Wednesday, March 22
And finally, the house is quiet. You know that moment when you suddenly realize that things are still and silent? Mike's at the office again tonight (odd to think that this was the norm a year or so ago) and I haven't started the next load of laundry, and the tv is off, and the dog's asleep. Eliza finally gave up her fight against sleep, and the only sound is the falling rain. I love tender, quiet moments.
I had one of those moments the other night during my prayer time when I realized something, though the house certainly wasn't still or silent at that moment. For as long as I can remember, prayer was my main method of conversation with God, partially because my nature is relational and partly (I admit it) because I wasn't reading His word.
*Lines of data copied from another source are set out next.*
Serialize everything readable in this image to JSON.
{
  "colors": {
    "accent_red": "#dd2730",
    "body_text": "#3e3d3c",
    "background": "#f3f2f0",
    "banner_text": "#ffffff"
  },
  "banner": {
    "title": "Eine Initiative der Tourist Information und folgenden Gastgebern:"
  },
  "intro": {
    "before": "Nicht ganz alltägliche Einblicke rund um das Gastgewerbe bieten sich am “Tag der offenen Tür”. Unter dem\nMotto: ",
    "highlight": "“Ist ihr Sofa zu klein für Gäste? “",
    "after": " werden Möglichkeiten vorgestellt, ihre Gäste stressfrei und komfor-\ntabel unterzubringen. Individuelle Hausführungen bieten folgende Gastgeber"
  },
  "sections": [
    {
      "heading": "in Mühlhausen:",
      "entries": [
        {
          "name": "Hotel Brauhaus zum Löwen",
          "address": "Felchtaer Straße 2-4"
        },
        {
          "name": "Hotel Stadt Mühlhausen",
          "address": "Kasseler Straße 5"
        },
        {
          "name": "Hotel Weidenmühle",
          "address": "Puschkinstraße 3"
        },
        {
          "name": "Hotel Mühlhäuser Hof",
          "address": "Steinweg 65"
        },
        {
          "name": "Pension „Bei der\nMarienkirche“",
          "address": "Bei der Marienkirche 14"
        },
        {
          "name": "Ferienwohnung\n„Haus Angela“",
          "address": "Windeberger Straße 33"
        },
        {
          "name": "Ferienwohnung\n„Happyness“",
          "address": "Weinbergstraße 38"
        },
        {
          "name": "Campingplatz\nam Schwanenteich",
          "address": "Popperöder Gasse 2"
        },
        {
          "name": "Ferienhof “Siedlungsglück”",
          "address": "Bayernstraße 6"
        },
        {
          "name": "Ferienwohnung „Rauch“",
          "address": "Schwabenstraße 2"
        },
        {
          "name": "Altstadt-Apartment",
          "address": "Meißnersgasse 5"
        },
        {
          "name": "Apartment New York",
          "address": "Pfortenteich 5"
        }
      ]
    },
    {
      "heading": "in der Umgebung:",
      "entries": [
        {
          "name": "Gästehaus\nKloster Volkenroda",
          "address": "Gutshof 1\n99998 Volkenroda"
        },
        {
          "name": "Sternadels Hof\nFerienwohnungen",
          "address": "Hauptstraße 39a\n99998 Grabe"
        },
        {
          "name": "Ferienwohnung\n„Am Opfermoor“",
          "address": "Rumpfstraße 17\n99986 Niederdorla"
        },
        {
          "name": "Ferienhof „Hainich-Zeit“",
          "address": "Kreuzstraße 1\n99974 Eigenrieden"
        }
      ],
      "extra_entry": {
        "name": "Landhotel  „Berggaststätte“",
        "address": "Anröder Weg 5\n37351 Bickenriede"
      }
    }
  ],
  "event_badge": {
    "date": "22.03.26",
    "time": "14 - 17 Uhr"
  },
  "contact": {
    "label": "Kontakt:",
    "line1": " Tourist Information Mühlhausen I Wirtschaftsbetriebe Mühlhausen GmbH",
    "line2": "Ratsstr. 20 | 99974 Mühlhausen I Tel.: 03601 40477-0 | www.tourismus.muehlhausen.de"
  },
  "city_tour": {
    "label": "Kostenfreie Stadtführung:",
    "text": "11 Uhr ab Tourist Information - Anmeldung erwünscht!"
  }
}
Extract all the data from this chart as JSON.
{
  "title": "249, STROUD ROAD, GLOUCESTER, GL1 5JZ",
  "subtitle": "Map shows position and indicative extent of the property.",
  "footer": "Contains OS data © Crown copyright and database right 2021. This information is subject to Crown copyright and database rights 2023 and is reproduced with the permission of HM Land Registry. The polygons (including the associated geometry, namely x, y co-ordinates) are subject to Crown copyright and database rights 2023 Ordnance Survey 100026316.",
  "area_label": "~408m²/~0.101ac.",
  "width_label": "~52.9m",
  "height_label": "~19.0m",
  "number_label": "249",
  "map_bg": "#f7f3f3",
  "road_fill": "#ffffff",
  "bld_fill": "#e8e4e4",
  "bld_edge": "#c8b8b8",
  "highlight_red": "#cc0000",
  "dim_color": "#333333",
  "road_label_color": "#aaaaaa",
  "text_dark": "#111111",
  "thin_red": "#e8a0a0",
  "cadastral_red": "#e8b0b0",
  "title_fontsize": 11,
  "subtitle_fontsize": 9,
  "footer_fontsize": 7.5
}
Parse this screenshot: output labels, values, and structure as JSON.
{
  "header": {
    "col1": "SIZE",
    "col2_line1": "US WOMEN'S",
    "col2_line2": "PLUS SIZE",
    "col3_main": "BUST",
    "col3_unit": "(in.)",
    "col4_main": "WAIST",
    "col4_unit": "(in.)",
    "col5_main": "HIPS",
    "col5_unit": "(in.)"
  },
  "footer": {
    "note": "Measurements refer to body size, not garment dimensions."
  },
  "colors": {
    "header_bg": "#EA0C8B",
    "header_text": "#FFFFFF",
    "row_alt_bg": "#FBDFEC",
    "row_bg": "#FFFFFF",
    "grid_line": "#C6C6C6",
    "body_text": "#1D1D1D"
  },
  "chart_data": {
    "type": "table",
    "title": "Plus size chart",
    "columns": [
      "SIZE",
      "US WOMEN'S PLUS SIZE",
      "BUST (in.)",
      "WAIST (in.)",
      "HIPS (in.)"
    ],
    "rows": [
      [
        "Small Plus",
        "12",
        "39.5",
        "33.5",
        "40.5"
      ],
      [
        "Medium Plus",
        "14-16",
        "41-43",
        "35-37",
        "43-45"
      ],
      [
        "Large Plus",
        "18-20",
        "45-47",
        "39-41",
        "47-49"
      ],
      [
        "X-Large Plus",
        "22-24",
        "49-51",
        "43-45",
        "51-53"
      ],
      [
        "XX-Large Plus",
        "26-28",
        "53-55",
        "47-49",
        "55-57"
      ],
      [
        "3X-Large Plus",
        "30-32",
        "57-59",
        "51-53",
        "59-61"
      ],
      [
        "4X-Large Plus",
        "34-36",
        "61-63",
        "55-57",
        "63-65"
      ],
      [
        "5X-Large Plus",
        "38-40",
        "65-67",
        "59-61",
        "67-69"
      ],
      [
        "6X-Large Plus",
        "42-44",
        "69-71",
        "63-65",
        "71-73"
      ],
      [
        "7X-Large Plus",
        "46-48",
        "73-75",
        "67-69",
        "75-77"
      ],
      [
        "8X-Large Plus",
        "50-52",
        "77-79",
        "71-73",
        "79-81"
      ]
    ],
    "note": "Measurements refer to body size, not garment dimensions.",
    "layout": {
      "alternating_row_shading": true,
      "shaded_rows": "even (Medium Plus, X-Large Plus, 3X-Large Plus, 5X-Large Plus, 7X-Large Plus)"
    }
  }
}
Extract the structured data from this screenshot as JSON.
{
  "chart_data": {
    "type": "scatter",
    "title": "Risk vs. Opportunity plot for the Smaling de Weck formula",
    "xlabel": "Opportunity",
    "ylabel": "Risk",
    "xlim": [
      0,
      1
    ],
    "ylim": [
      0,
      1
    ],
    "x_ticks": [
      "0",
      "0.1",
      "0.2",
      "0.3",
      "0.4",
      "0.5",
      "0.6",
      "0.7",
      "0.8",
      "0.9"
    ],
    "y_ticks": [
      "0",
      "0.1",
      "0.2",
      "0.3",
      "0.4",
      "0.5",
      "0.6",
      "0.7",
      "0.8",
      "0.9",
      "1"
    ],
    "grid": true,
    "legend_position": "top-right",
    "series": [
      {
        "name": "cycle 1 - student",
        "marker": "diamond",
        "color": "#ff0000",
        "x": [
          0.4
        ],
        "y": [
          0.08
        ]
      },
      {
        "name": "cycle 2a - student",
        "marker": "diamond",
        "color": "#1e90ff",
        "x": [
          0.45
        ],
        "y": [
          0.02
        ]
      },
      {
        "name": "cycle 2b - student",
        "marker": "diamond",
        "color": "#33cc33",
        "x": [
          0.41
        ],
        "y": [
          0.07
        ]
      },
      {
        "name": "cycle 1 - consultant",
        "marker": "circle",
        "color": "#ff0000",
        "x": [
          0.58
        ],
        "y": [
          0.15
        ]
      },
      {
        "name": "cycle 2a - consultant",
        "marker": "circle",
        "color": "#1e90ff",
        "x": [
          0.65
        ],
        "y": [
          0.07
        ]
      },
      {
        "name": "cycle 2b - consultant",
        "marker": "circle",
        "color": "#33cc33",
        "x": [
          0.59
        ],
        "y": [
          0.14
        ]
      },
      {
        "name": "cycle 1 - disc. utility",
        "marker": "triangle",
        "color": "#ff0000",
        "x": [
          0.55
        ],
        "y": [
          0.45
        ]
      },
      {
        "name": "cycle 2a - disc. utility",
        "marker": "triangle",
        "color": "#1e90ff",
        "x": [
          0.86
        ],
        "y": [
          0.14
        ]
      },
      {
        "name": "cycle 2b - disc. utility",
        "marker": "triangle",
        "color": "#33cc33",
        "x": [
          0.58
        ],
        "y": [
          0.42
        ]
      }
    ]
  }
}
I've always kept a prayer calendar, and I pray for someone special on each day of the month. I realized earlier this week, though, that I'm not doing that the same as before. I'm still praying for these people, just in different times and ways. The time that I spend alone with God in the evenings has become more about the Bible, and I feel God leading me there.
I noted in my prayer journal that it is interesting to me that I feel like I'm spending less time with God because I'm not having those longer prayers that I have in the past, and yet, I feel God very close to me nonetheless. I'm not at all sure what it means, just that I find it interesting.
As always, I am humbled that God leads me where I need to be, sometimes without my even seeing Him leading at the time. I am thankful that when one aspect of my life with Him ebbs, another flows. And so it goes.